Восьми лет Наташа легко обгоняла на лыжах не только всех своих сверстниц, но и старших подруг. Да и из мальчишек мало кто мог угнаться за ней на лыжне. Вообще росла она девочкой сильной, не изнеженной, вся в крепкую скуратовскую породу - немножко своевольная, упрямая, но к капризам совсем уж не склонная. В школе с ней считались одинаково и девчонки и мальчишки. Обидчиков она не миловала, тем более что брат Савелий втихомолку показал ей несколько приемов бокса. Но больше всего ребята ценили в ней твердость слова и справедливость. Ее неизменно выбирали старостой класса, председателем совета отряда. Она была признанным коноводом в лыжных вылазках, пионерских походах и всяких других затеях, когда Можно было хоть на время избавиться от докучливой опеки взрослых. "Атаман-девка у вас растет,- говорили соседи Скуратовым,- далеко о ней слышно будет".- "И-и, мы за славой не гонимся, бесславья бы не знать",скромничала в таких случаях мать.

Наташа и сама никогда не задумывалась о том, что люди называют славой, и принимала уважение ребят и взрослых как сам собой сложившийся порядок. Но зимой 1941 года в ней впервые заговорило самолюбие. Его задели понаехавшие из Москвы ребята. То были дети рабочих и инженеров одного небольшого столичного завода, эвакуированного в Зимогорск. Наташе сразу они показались зазнавалами и всезнайками, самоуверенными и чересчур болтливыми. Люди, к которым с малых лет привыкла Наташа, никогда так много не говорили. А эти новички из столицы, едва освоившись на новом месте, стали трещать как сороки, заводить свои порядки в классе, не очень-то считаясь с признанным авторитетом старосты и председателя совета отряда. Особенно дерзко, казалось Наташе, вела себя Нонна Ступальская, дочка инженера, высокая и очень прямо державшаяся девочка, которую посадили как раз впереди Наташи. Все в ней раздражало Наташу: и как та вертела на уроке тонкой шеей, над которой уж слишком мудро, по мнению Наташи, какими-то вензелями были уложены косы, и как, обернувшись, смотрела она на Наташу из-под круглых, высоко поднятых бровей слегка прищуренными глазами, и как охорашивалась перед тем, как выйти к доске, когда ее вызывали, и как охотно рассказывала она на переменах о своих московских знакомых, среди которых чуть ли не каждый был знаменитым киноактером либо известным футболистом. И самое обидное было в том, что ее все с интересом слушали, и постепенно эта долговязая болтунья стала чуть ли не первым человеком в классе. Она и гостинцы для раненых в госпитале собирала, и на сборах выступала, и на рояле аккомпанировала, и сводки Совинформбюро в классе вывешивала. На Наташу она смотрела свысока, быть может, потому, что и в самом деле была на полголовы выше.
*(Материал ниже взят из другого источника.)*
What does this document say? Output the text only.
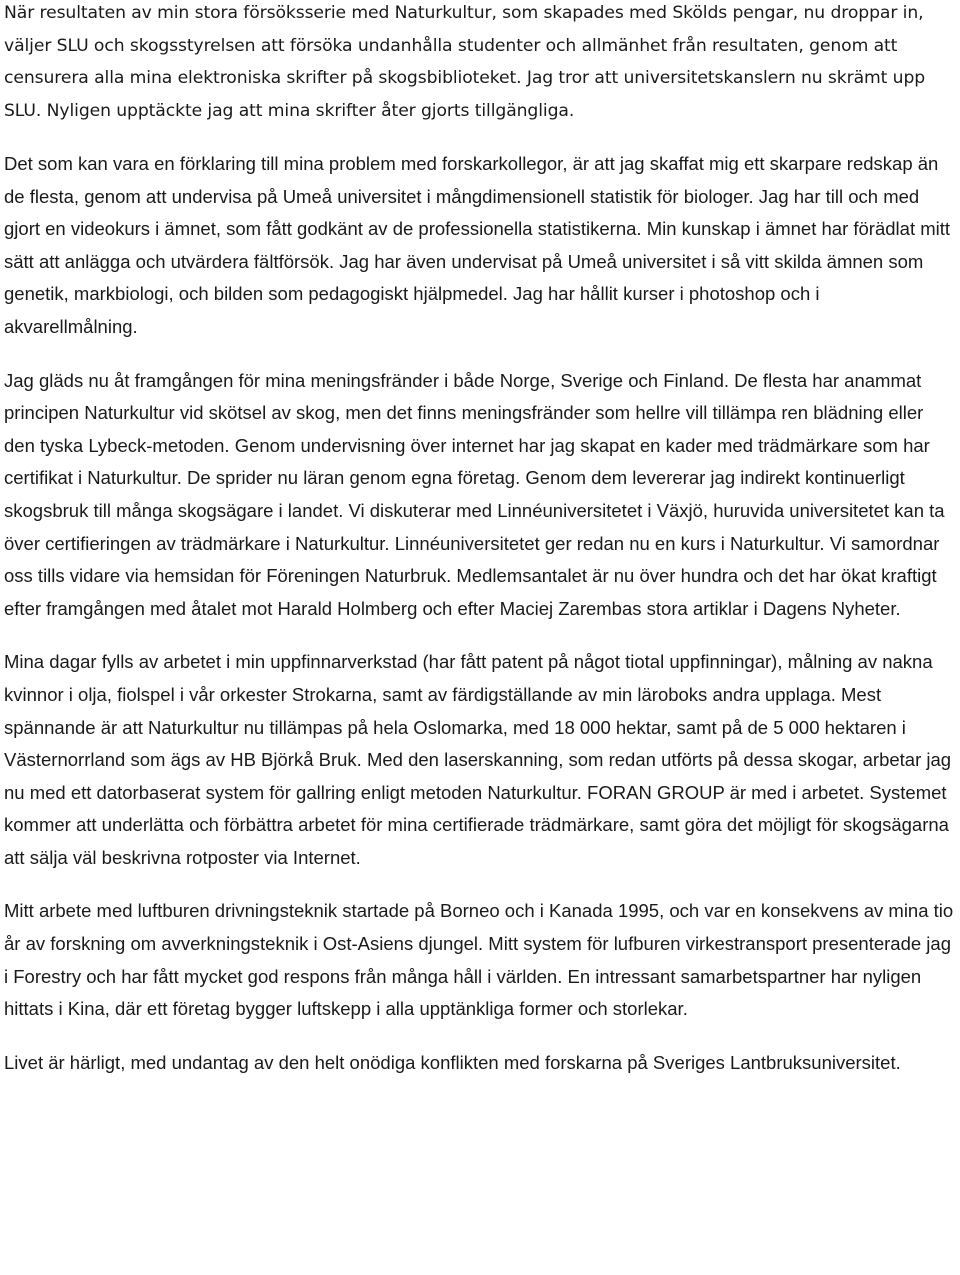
När resultaten av min stora försöksserie med Naturkultur, som skapades med Skölds pengar, nu droppar in, väljer SLU och skogsstyrelsen att försöka undanhålla studenter och allmänhet från resultaten, genom att censurera alla mina elektroniska skrifter på skogsbiblioteket. Jag tror att universitetskanslern nu skrämt upp SLU. Nyligen upptäckte jag att mina skrifter åter gjorts tillgängliga.

Det som kan vara en förklaring till mina problem med forskarkollegor, är att jag skaffat mig ett skarpare redskap än de flesta, genom att undervisa på Umeå universitet i mångdimensionell statistik för biologer. Jag har till och med gjort en videokurs i ämnet, som fått godkänt av de professionella statistikerna. Min kunskap i ämnet har förädlat mitt sätt att anlägga och utvärdera fältförsök. Jag har även undervisat på Umeå universitet i så vitt skilda ämnen som genetik, markbiologi, och bilden som pedagogiskt hjälpmedel. Jag har hållit kurser i photoshop och i akvarellmålning.

Jag gläds nu åt framgången för mina meningsfränder i både Norge, Sverige och Finland. De flesta har anammat principen Naturkultur vid skötsel av skog, men det finns meningsfränder som hellre vill tillämpa ren blädning eller den tyska Lybeck-metoden. Genom undervisning över internet har jag skapat en kader med trädmärkare som har certifikat i Naturkultur. De sprider nu läran genom egna företag. Genom dem levererar jag indirekt kontinuerligt skogsbruk till många skogsägare i landet. Vi diskuterar med Linnéuniversitetet i Växjö, huruvida universitetet kan ta över certifieringen av trädmärkare i Naturkultur. Linnéuniversitetet ger redan nu en kurs i Naturkultur. Vi samordnar oss tills vidare via hemsidan för Föreningen Naturbruk. Medlemsantalet är nu över hundra och det har ökat kraftigt efter framgången med åtalet mot Harald Holmberg och efter Maciej Zarembas stora artiklar i Dagens Nyheter.

Mina dagar fylls av arbetet i min uppfinnarverkstad (har fått patent på något tiotal uppfinningar), målning av nakna kvinnor i olja, fiolspel i vår orkester Strokarna, samt av färdigställande av min läroboks andra upplaga. Mest spännande är att Naturkultur nu tillämpas på hela Oslomarka, med 18 000 hektar, samt på de 5 000 hektaren i Västernorrland som ägs av HB Björkå Bruk. Med den laserskanning, som redan utförts på dessa skogar, arbetar jag nu med ett datorbaserat system för gallring enligt metoden Naturkultur. FORAN GROUP är med i arbetet. Systemet kommer att underlätta och förbättra arbetet för mina certifierade trädmärkare, samt göra det möjligt för skogsägarna att sälja väl beskrivna rotposter via Internet.

Mitt arbete med luftburen drivningsteknik startade på Borneo och i Kanada 1995, och var en konsekvens av mina tio år av forskning om avverkningsteknik i Ost-Asiens djungel. Mitt system för lufburen virkestransport presenterade jag i Forestry och har fått mycket god respons från många håll i världen. En intressant samarbetspartner har nyligen hittats i Kina, där ett företag bygger luftskepp i alla upptänkliga former och storlekar.

Livet är härligt, med undantag av den helt onödiga konflikten med forskarna på Sveriges Lantbruksuniversitet.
Наташа ревниво приглядывалась к ней и другим эвакуированным ребятам. Ей было обидно, что новички слишком уж много рассказывают про свою Москву, чересчур уж хвастают разными столичными достопримечательностями, но зимогорских красот не видят, не понимают и иной раз неуважительно говорят о городе, который вырос вместе с ней среди гор и лесов, отстроился и так похорошел за короткое время. А эти приехали на все готовенькое и еще недовольны, что тут нет метро, планетария, только два кино и слишком холодный ветер. Подумаешь, неженки какие, дует на них!..

Но, когда стало известно, что новички из Москвы вызвались участвовать в традиционных, ежегодно проводимых в Зимогорске лыжных гонках между городом и рудниками и решили соревноваться с зимогорскими местными школьниками, Наташа поняла, что пришла пора проучить зазнаек. И где им было угнаться за природными уральскими скороходами! И эта длинная, бледная тянучка Нонна тоже записалась. Ну, пусть пеняет на себя.